The TV network wants a minority investor to put $200 million into its Fusion Media Group.

Peter Kafka
Peter Kafka covered media and technology, and their intersection, at Vox. Many of his stories can be found in his Kafka on Media newsletter, and he also hosts the Recode Media podcast.

In 2016, Univision bought almost all of the Gawker Media sites. Now it’s selling a stake in them.

Univision is asking investors to spend up to $200 million to buy a minority stake in Fusion Media Group, Univision’s millennial-focused operating group that includes the old Gawker sites, the Onion, a production studio and Fusion TV, a small TV network.

Sources say the company has hired bankers at Morgan Stanley and Raine Group to shop the deal.

The idea would be for Univision to keep control of Fusion, but create a standalone company. One example of a big media company doing something similar with a digital asset would be Conde Nast, which bought Reddit, and then brought in outside investors as that site grew, while keeping control of the property.

Fusion and Univision reps wouldn’t comment on the funding/carve-out process, but offered statements praising Fusion.

From Univision rep Rosemary Mercedes: “FMG is an important and growing part of our portfolio and we are committed to positioning it for continued success..” And from Fusion rep Dawn Bridges: “As a growing media company, FMG always is exploring and evaluating any number of different opportunities to enhance our potential for growth and continued success.”

Univision is shopping the Fusion stake a year after it acquired all of the Gawker Media sites — except for Gawker.com itself — via a bankruptcy auction for $135 million. Gawker had filed for bankruptcy after losing a privacy lawsuit to wrestler Hulk Hogan, who had been secretly bankrolled by Silicon Valley investor Peter Thiel.

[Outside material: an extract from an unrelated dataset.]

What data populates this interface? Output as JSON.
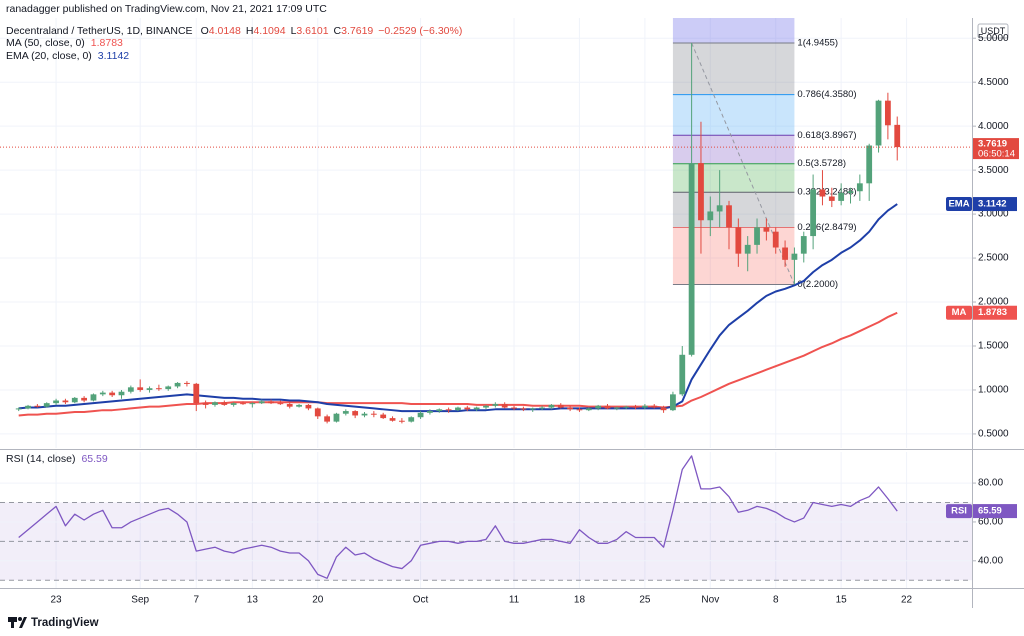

Since the Univision acquisition, a stream of Gawker employees have left the websites. But Fusion says it is happy with the performance of the sites — now rebranded as Gizmodo Media Group — and says its combined digital properties now have an audience of more than 110 million unique visitors.

Investors who have looked at the deal say it may be attractive to private equity investors, at a certain price. But the proposed sale is coming at a time when investors are generally skeptical about media properties. There are lots of properties looking for buyers or funding, without success.

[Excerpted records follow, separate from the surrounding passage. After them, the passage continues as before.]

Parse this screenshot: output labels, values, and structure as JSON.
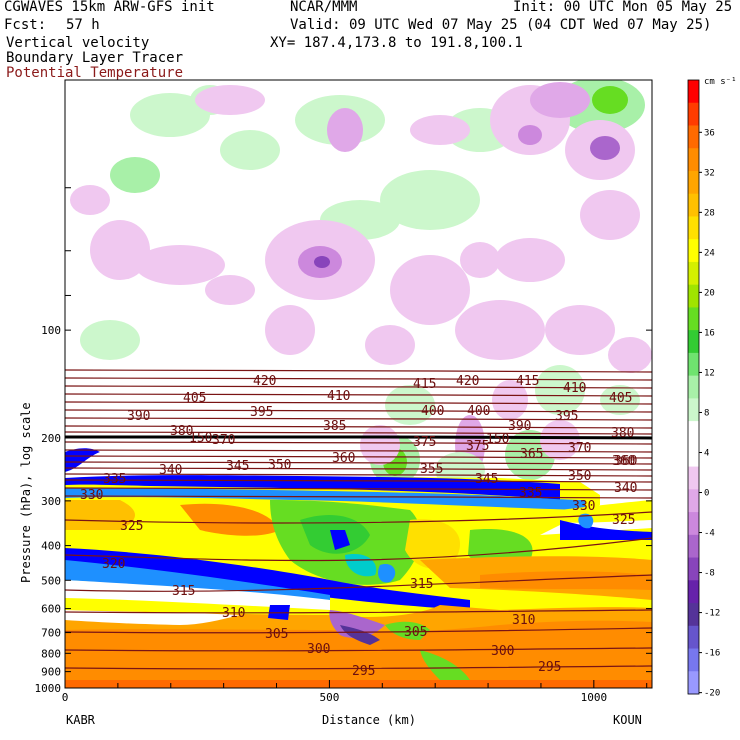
{
  "header": {
    "model": "CGWAVES 15km ARW-GFS init",
    "org": "NCAR/MMM",
    "init": "Init: 00 UTC Mon 05 May 25",
    "fcst_label": "Fcst:",
    "fcst_value": "57 h",
    "valid": "Valid: 09 UTC Wed 07 May 25 (04 CDT Wed 07 May 25)",
    "field1": "Vertical velocity",
    "field2": "Boundary Layer Tracer",
    "field3": "Potential Temperature",
    "xy": "XY= 187.4,173.8 to 191.8,100.1",
    "field3_color": "#8b1a1a"
  },
  "chart_data": {
    "type": "heatmap",
    "title": "Vertical velocity / Boundary Layer Tracer / Potential Temperature cross section",
    "xlabel": "Distance (km)",
    "ylabel": "Pressure (hPa), log scale",
    "x_ticks": [
      "0",
      "500",
      "1000"
    ],
    "xlim": [
      0,
      1110
    ],
    "y_scale": "log",
    "y_ticks": [
      "100",
      "200",
      "300",
      "400",
      "500",
      "600",
      "700",
      "800",
      "900",
      "1000"
    ],
    "ylim": [
      1000,
      20
    ],
    "left_station": "KABR",
    "right_station": "KOUN",
    "colorbar": {
      "unit": "cm s⁻¹",
      "labels": [
        "36",
        "32",
        "28",
        "24",
        "20",
        "16",
        "12",
        "8",
        "4",
        "0",
        "-4",
        "-8",
        "-12",
        "-16",
        "-20"
      ],
      "colors": [
        "#ff0000",
        "#ff3c00",
        "#ff6a00",
        "#ff8c00",
        "#ffa500",
        "#ffc000",
        "#ffe000",
        "#ffff00",
        "#d4f000",
        "#a0e400",
        "#66dd22",
        "#33cc33",
        "#6fe36f",
        "#a8f0a8",
        "#ccf7cc",
        "#ffffff",
        "#ffffff",
        "#f0c8f0",
        "#e0a8e8",
        "#cc88dd",
        "#aa66cc",
        "#8844bb",
        "#6622aa",
        "#553399",
        "#6655cc",
        "#7777ee",
        "#9999ff"
      ]
    },
    "theta_labels": [
      "420",
      "415",
      "420",
      "415",
      "410",
      "405",
      "410",
      "405",
      "390",
      "395",
      "400",
      "400",
      "390",
      "395",
      "385",
      "380",
      "370",
      "375",
      "375",
      "370",
      "380",
      "360",
      "365",
      "360",
      "335",
      "340",
      "345",
      "350",
      "355",
      "345",
      "350",
      "340",
      "330",
      "335",
      "330",
      "325",
      "325",
      "320",
      "315",
      "315",
      "310",
      "310",
      "305",
      "305",
      "300",
      "300",
      "295",
      "295",
      "360",
      "150",
      "150"
    ]
  }
}
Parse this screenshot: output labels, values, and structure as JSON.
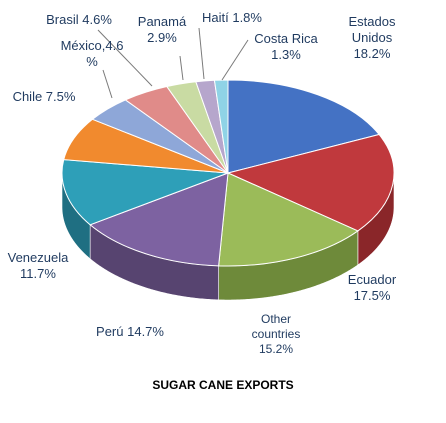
{
  "chart_data": {
    "type": "pie",
    "title": "SUGAR CANE EXPORTS",
    "slices": [
      {
        "label": "Estados Unidos",
        "value": 18.2,
        "value_text": "18.2%",
        "color": "#4472c4",
        "side": "#2e4f8c"
      },
      {
        "label": "Ecuador",
        "value": 17.5,
        "value_text": "17.5%",
        "color": "#c0393d",
        "side": "#8a2629"
      },
      {
        "label": "Other countries",
        "value": 15.2,
        "value_text": "15.2%",
        "color": "#9bbb59",
        "side": "#6e8a3a"
      },
      {
        "label": "Perú",
        "value": 14.7,
        "value_text": "14.7%",
        "color": "#7d62a1",
        "side": "#574470"
      },
      {
        "label": "Venezuela",
        "value": 11.7,
        "value_text": "11.7%",
        "color": "#2e9fb8",
        "side": "#1f6f82"
      },
      {
        "label": "Chile",
        "value": 7.5,
        "value_text": "7.5%",
        "color": "#f18a2e",
        "side": "#b3651f"
      },
      {
        "label": "México",
        "value": 4.6,
        "value_text": "4.6 %",
        "color": "#8ea7d8",
        "side": "#6277a0"
      },
      {
        "label": "Brasil",
        "value": 4.6,
        "value_text": "4.6%",
        "color": "#e08b89",
        "side": "#a86462"
      },
      {
        "label": "Panamá",
        "value": 2.9,
        "value_text": "2.9%",
        "color": "#c9dba3",
        "side": "#94a278"
      },
      {
        "label": "Haití",
        "value": 1.8,
        "value_text": "1.8%",
        "color": "#b6a6cc",
        "side": "#857897"
      },
      {
        "label": "Costa Rica",
        "value": 1.3,
        "value_text": "1.3%",
        "color": "#8fd3e6",
        "side": "#639ca8"
      }
    ],
    "legend": "none",
    "labels": [
      {
        "lines": [
          "Estados",
          "Unidos",
          "18.2%"
        ]
      },
      {
        "lines": [
          "Ecuador",
          "17.5%"
        ]
      },
      {
        "lines": [
          "Other",
          "countries",
          "15.2%"
        ]
      },
      {
        "lines": [
          "Perú 14.7%"
        ]
      },
      {
        "lines": [
          "Venezuela",
          "11.7%"
        ]
      },
      {
        "lines": [
          "Chile 7.5%"
        ]
      },
      {
        "lines": [
          "México,4.6",
          "%"
        ]
      },
      {
        "lines": [
          "Brasil 4.6%"
        ]
      },
      {
        "lines": [
          "Panamá",
          "2.9%"
        ]
      },
      {
        "lines": [
          "Haití 1.8%"
        ]
      },
      {
        "lines": [
          "Costa Rica",
          "1.3%"
        ]
      }
    ]
  }
}
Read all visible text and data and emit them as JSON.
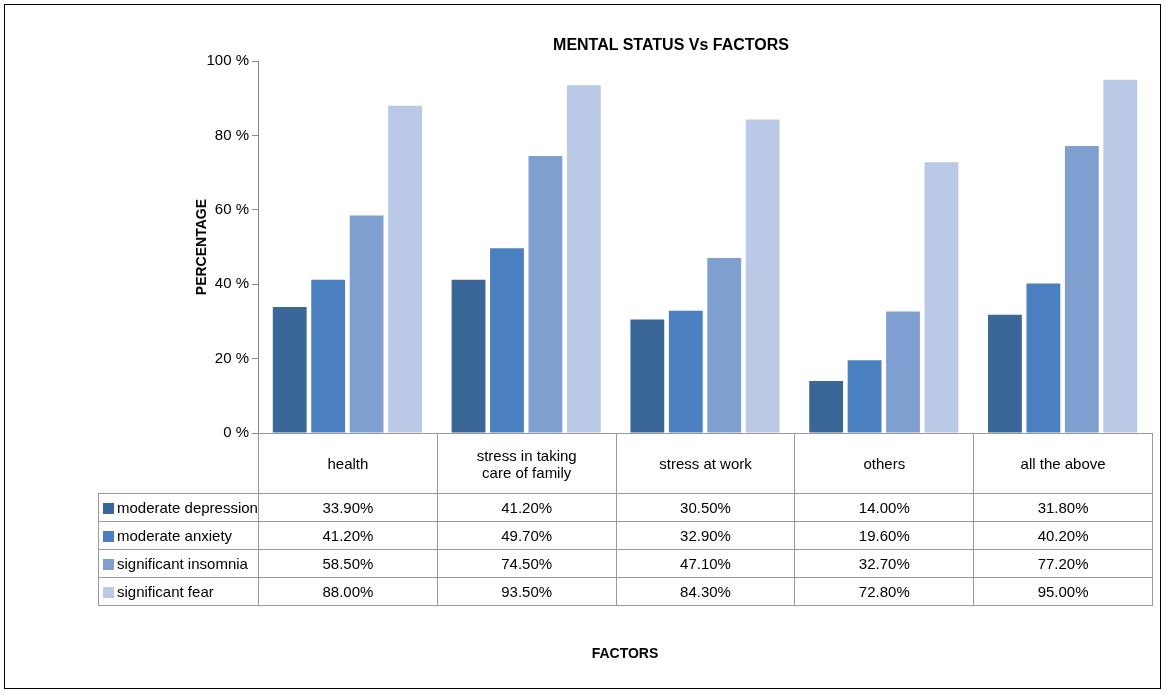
{
  "chart_data": {
    "type": "bar",
    "title": "MENTAL STATUS Vs FACTORS",
    "annotations": [
      "FACTORS"
    ],
    "ylabel": "PERCENTAGE",
    "categories": [
      "health",
      "stress in taking care of family",
      "stress at work",
      "others",
      "all the above"
    ],
    "series": [
      {
        "name": "moderate depression",
        "color": "#3a6797",
        "values": [
          33.9,
          41.2,
          30.5,
          14.0,
          31.8
        ],
        "value_labels": [
          "33.90%",
          "41.20%",
          "30.50%",
          "14.00%",
          "31.80%"
        ]
      },
      {
        "name": "moderate anxiety",
        "color": "#4a7fc0",
        "values": [
          41.2,
          49.7,
          32.9,
          19.6,
          40.2
        ],
        "value_labels": [
          "41.20%",
          "49.70%",
          "32.90%",
          "19.60%",
          "40.20%"
        ]
      },
      {
        "name": "significant insomnia",
        "color": "#7f9fd0",
        "values": [
          58.5,
          74.5,
          47.1,
          32.7,
          77.2
        ],
        "value_labels": [
          "58.50%",
          "74.50%",
          "47.10%",
          "32.70%",
          "77.20%"
        ]
      },
      {
        "name": "significant fear",
        "color": "#b9c9e6",
        "values": [
          88.0,
          93.5,
          84.3,
          72.8,
          95.0
        ],
        "value_labels": [
          "88.00%",
          "93.50%",
          "84.30%",
          "72.80%",
          "95.00%"
        ]
      }
    ],
    "ylim": [
      0,
      100
    ],
    "yticks": [
      {
        "value": 0,
        "label": "0 %"
      },
      {
        "value": 20,
        "label": "20 %"
      },
      {
        "value": 40,
        "label": "40 %"
      },
      {
        "value": 60,
        "label": "60 %"
      },
      {
        "value": 80,
        "label": "80 %"
      },
      {
        "value": 100,
        "label": "100 %"
      }
    ],
    "grid": false,
    "legend": "bottom"
  }
}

Mashable, for instance, has been on the market for many months, and now appears ready to sell to publisher Ziff Davis for $50 million — a fraction of the $250 million valuation it commanded from investors in 2016.

And both BuzzFeed and Vice, two of the most highly valued digital media startups, are going to miss their 2017 revenue targets, the Wall Street Journal reported today. That story will make things even harder for Fusion’s bankers.